Je ne suis pas d'ici. Ce pays n'est pas le mien mais j'ai fini par m'y adapter. Je viens d'un pays bien plus au sud et que tout le monde connait : le Mexique. J'ai eu une enfance très heureuse avec mes frères et mes sœurs, et bien que nous n'étions pas riches, nous étions unis et cela nous suffisait. Dans notre culture l'esprit de famille est très fort. Nous continuons à vivre ensemble et faire prospérer notre héritage.
Mais j'étais aussi tiraillé par le fait qu'on arrêtait pas de me dire que je pouvais faire bien plus dans ma vie que de rester à Tijuana. On m'a vite repéré à l'école. J'étais un petit génie en herbe, j'avais quelque chose de spécial, et une destinée bien particulière.
On me poussa à faire une demande pour une grande école américaine. Je l'ai fait car cela faisait plaisir à ma famille de voir qu'un des leur pouvait réussir et partir vers ce pays qui promettait la prospérité. Ils voulaient juste que je sois heureux.
Quelques mois plus tard, je reçus une réponse favorable, et je partais donc pour une ville qui s'appelle Seattle. J'avais eu droit au Visa et à la somme nécessaire pour effectuer le voyage. On me finançait mes études. Mais il n'y avait pas de billets de retour. C'était ca le problème. C'est le cœur lourd que je partais de Tijuana pour poursuivre ma nouvelle vie.
L'esprit américain est différent de chez moi. Les gens sont beaucoup plus personnels et distants. Celà me perturba. Nous, Mexicain, nous aimons l'art, la joie de vivre, les couleurs, la vie ! C'était ce qui me déstabilisa en premier lieu. Mais rapidement je me fis des amis à l'école où j'étais. Je m'adaptais doucement et mes notes n'étaient clairement pas mauvaises.
Sauf que cette petite vie toute tracée pour moi s'effondra un soir. Vous savez comment sont les fêtes étudiantes ? Et j'étais un ado, je voulais faire comme les autres. Donc je buvais et j'avais rencontré cette fille avec qui il s'est passé quelque chose. Je pensais revoir la demoiselle, pensant qu'on formerait un couple, mais elle ne me donna plus de nouvelles pendant neuf mois.
Puis elle revint avec un cadeau : Un bébé à peine né. Elle me dit que c'était le miens et elle s'en alla. Elle n'en voulait pas. Je me retrouvais donc avec un bébé dans les bras et totalement paniqué. C'est là que j'ai vu mes vrais amis. Beaucoup m'ont laissé tombé, je n'étais plus le petit Mexicain promis à une grande carrière. J'étais juste devenu un pauvre ado avec un bébé à s'occuper. Ils savaient déjà ce qui allait se passer.
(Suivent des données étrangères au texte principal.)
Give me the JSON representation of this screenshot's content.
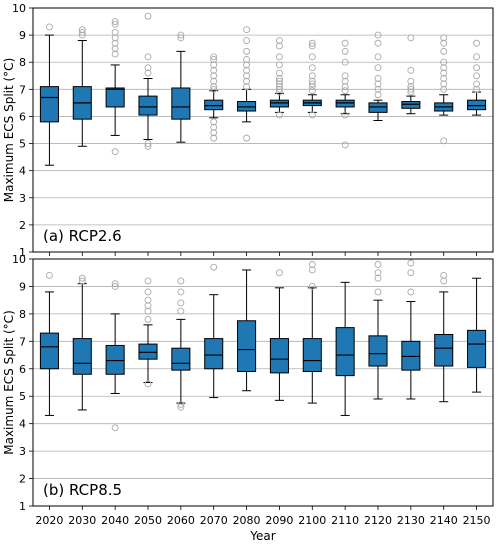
{
  "chart_data": [
    {
      "type": "box",
      "panel_label": "(a) RCP2.6",
      "ylabel": "Maximum ECS Split (°C)",
      "xlabel": "",
      "ylim": [
        1,
        10
      ],
      "yticks": [
        "1",
        "2",
        "3",
        "4",
        "5",
        "6",
        "7",
        "8",
        "9",
        "10"
      ],
      "grid": "horizontal",
      "box_color": "#1f77b4",
      "categories": [
        "2020",
        "2030",
        "2040",
        "2050",
        "2060",
        "2070",
        "2080",
        "2090",
        "2100",
        "2110",
        "2120",
        "2130",
        "2140",
        "2150"
      ],
      "boxes": [
        {
          "q1": 5.8,
          "median": 6.7,
          "q3": 7.1,
          "whislo": 4.2,
          "whishi": 9.0,
          "fliers": [
            9.3
          ]
        },
        {
          "q1": 5.9,
          "median": 6.5,
          "q3": 7.1,
          "whislo": 4.9,
          "whishi": 8.8,
          "fliers": [
            9.0,
            9.1,
            9.2
          ]
        },
        {
          "q1": 6.35,
          "median": 7.0,
          "q3": 7.05,
          "whislo": 5.3,
          "whishi": 7.9,
          "fliers": [
            4.7,
            8.3,
            8.5,
            8.7,
            8.9,
            9.1,
            9.4,
            9.5
          ]
        },
        {
          "q1": 6.05,
          "median": 6.35,
          "q3": 6.75,
          "whislo": 5.15,
          "whishi": 7.4,
          "fliers": [
            4.9,
            5.0,
            7.6,
            7.8,
            8.2,
            9.7
          ]
        },
        {
          "q1": 5.9,
          "median": 6.35,
          "q3": 7.05,
          "whislo": 5.05,
          "whishi": 8.4,
          "fliers": [
            8.9,
            9.0
          ]
        },
        {
          "q1": 6.25,
          "median": 6.4,
          "q3": 6.6,
          "whislo": 5.95,
          "whishi": 6.95,
          "fliers": [
            5.2,
            5.4,
            5.6,
            5.8,
            7.0,
            7.1,
            7.3,
            7.5,
            7.7,
            7.9,
            8.1,
            8.2
          ]
        },
        {
          "q1": 6.2,
          "median": 6.35,
          "q3": 6.55,
          "whislo": 5.8,
          "whishi": 7.0,
          "fliers": [
            5.2,
            7.1,
            7.3,
            7.5,
            7.7,
            7.9,
            8.1,
            8.4,
            8.8,
            9.2
          ]
        },
        {
          "q1": 6.35,
          "median": 6.5,
          "q3": 6.6,
          "whislo": 6.15,
          "whishi": 6.85,
          "fliers": [
            6.05,
            6.9,
            7.0,
            7.1,
            7.2,
            7.3,
            7.4,
            7.6,
            7.9,
            8.2,
            8.6,
            8.8
          ]
        },
        {
          "q1": 6.4,
          "median": 6.5,
          "q3": 6.6,
          "whislo": 6.15,
          "whishi": 6.8,
          "fliers": [
            6.05,
            6.95,
            7.1,
            7.2,
            7.3,
            7.5,
            7.8,
            8.2,
            8.6,
            8.7
          ]
        },
        {
          "q1": 6.35,
          "median": 6.5,
          "q3": 6.6,
          "whislo": 6.1,
          "whishi": 6.8,
          "fliers": [
            4.95,
            6.05,
            6.95,
            7.1,
            7.3,
            7.5,
            8.0,
            8.4,
            8.7
          ]
        },
        {
          "q1": 6.15,
          "median": 6.35,
          "q3": 6.5,
          "whislo": 5.85,
          "whishi": 6.6,
          "fliers": [
            6.8,
            7.0,
            7.2,
            7.4,
            7.8,
            8.2,
            8.7,
            9.0
          ]
        },
        {
          "q1": 6.3,
          "median": 6.45,
          "q3": 6.55,
          "whislo": 6.1,
          "whishi": 6.75,
          "fliers": [
            6.9,
            7.0,
            7.1,
            7.3,
            7.7,
            8.9
          ]
        },
        {
          "q1": 6.2,
          "median": 6.35,
          "q3": 6.5,
          "whislo": 6.05,
          "whishi": 6.8,
          "fliers": [
            5.1,
            7.0,
            7.2,
            7.4,
            7.6,
            7.8,
            8.0,
            8.4,
            8.7,
            8.9
          ]
        },
        {
          "q1": 6.25,
          "median": 6.4,
          "q3": 6.6,
          "whislo": 6.05,
          "whishi": 6.9,
          "fliers": [
            7.0,
            7.2,
            7.5,
            7.8,
            8.2,
            8.7
          ]
        }
      ]
    },
    {
      "type": "box",
      "panel_label": "(b) RCP8.5",
      "ylabel": "Maximum ECS Split (°C)",
      "xlabel": "Year",
      "ylim": [
        1,
        10
      ],
      "yticks": [
        "1",
        "2",
        "3",
        "4",
        "5",
        "6",
        "7",
        "8",
        "9",
        "10"
      ],
      "grid": "horizontal",
      "box_color": "#1f77b4",
      "categories": [
        "2020",
        "2030",
        "2040",
        "2050",
        "2060",
        "2070",
        "2080",
        "2090",
        "2100",
        "2110",
        "2120",
        "2130",
        "2140",
        "2150"
      ],
      "boxes": [
        {
          "q1": 6.0,
          "median": 6.8,
          "q3": 7.3,
          "whislo": 4.3,
          "whishi": 8.8,
          "fliers": [
            9.4
          ]
        },
        {
          "q1": 5.8,
          "median": 6.2,
          "q3": 7.1,
          "whislo": 4.5,
          "whishi": 9.1,
          "fliers": [
            9.2,
            9.3
          ]
        },
        {
          "q1": 5.8,
          "median": 6.3,
          "q3": 6.85,
          "whislo": 5.1,
          "whishi": 8.0,
          "fliers": [
            3.85,
            9.0,
            9.1
          ]
        },
        {
          "q1": 6.35,
          "median": 6.6,
          "q3": 6.9,
          "whislo": 5.5,
          "whishi": 7.6,
          "fliers": [
            5.45,
            7.8,
            8.1,
            8.3,
            8.5,
            8.8,
            9.2
          ]
        },
        {
          "q1": 5.95,
          "median": 6.2,
          "q3": 6.75,
          "whislo": 4.75,
          "whishi": 7.8,
          "fliers": [
            4.6,
            4.7,
            8.1,
            8.4,
            8.8,
            9.2
          ]
        },
        {
          "q1": 6.0,
          "median": 6.5,
          "q3": 7.1,
          "whislo": 4.95,
          "whishi": 8.7,
          "fliers": [
            9.7
          ]
        },
        {
          "q1": 5.9,
          "median": 6.7,
          "q3": 7.75,
          "whislo": 5.2,
          "whishi": 9.6,
          "fliers": []
        },
        {
          "q1": 5.85,
          "median": 6.35,
          "q3": 7.1,
          "whislo": 4.85,
          "whishi": 8.95,
          "fliers": [
            9.5
          ]
        },
        {
          "q1": 5.9,
          "median": 6.3,
          "q3": 7.1,
          "whislo": 4.75,
          "whishi": 8.95,
          "fliers": [
            9.0,
            9.6,
            9.8
          ]
        },
        {
          "q1": 5.75,
          "median": 6.5,
          "q3": 7.5,
          "whislo": 4.3,
          "whishi": 9.15,
          "fliers": []
        },
        {
          "q1": 6.1,
          "median": 6.55,
          "q3": 7.2,
          "whislo": 4.9,
          "whishi": 8.5,
          "fliers": [
            8.8,
            9.3,
            9.5,
            9.8
          ]
        },
        {
          "q1": 5.95,
          "median": 6.45,
          "q3": 7.0,
          "whislo": 4.9,
          "whishi": 8.45,
          "fliers": [
            8.8,
            9.5,
            9.85
          ]
        },
        {
          "q1": 6.1,
          "median": 6.75,
          "q3": 7.25,
          "whislo": 4.8,
          "whishi": 8.8,
          "fliers": [
            9.2,
            9.4
          ]
        },
        {
          "q1": 6.05,
          "median": 6.9,
          "q3": 7.4,
          "whislo": 5.15,
          "whishi": 9.3,
          "fliers": []
        }
      ]
    }
  ]
}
J'avais deux choix : abandonner l'enfant et continuer mes études, mais ce n'était pas dans ma nature et cela allait me faire culpabiliser jusqu'à la fin de mes jours, ou tout envoyer bouler, m'occuper de ce petit bout et tant pis pour la gloire et l'argent.
Je fis le second choix. Ce ne fut pas évident : J'avais encore trois ans de Visa et je devais l'utiliser à bon escient avant de trouver un job pour ensuite faire une demande. Mais j'étais aussi seul et avec une petite fille à m'occuper. Pendant ces premières années, j'usais de stratégie. Certains bons amis s'occupait d'elle pendant que je cherchais du travail.
Je pense que j'ai eu beaucoup de chance. Aujourd'hui, je peux enfin dire que j'ai une situation plutôt stable. Un appartement, un boulot fixe, et de quoi pouvoir rendre ma fille heureuse. Le seul bémol ? Ma famille au Mexique pense que je suis prêt à devenir chirurgien à l'hôpital de Seattle. Je n'ai pas pu m'empêcher de mentir mais j'avais ruiné leurs espoirs en l'espace d'une soirée... Je ne pouvais pas leur faire ca.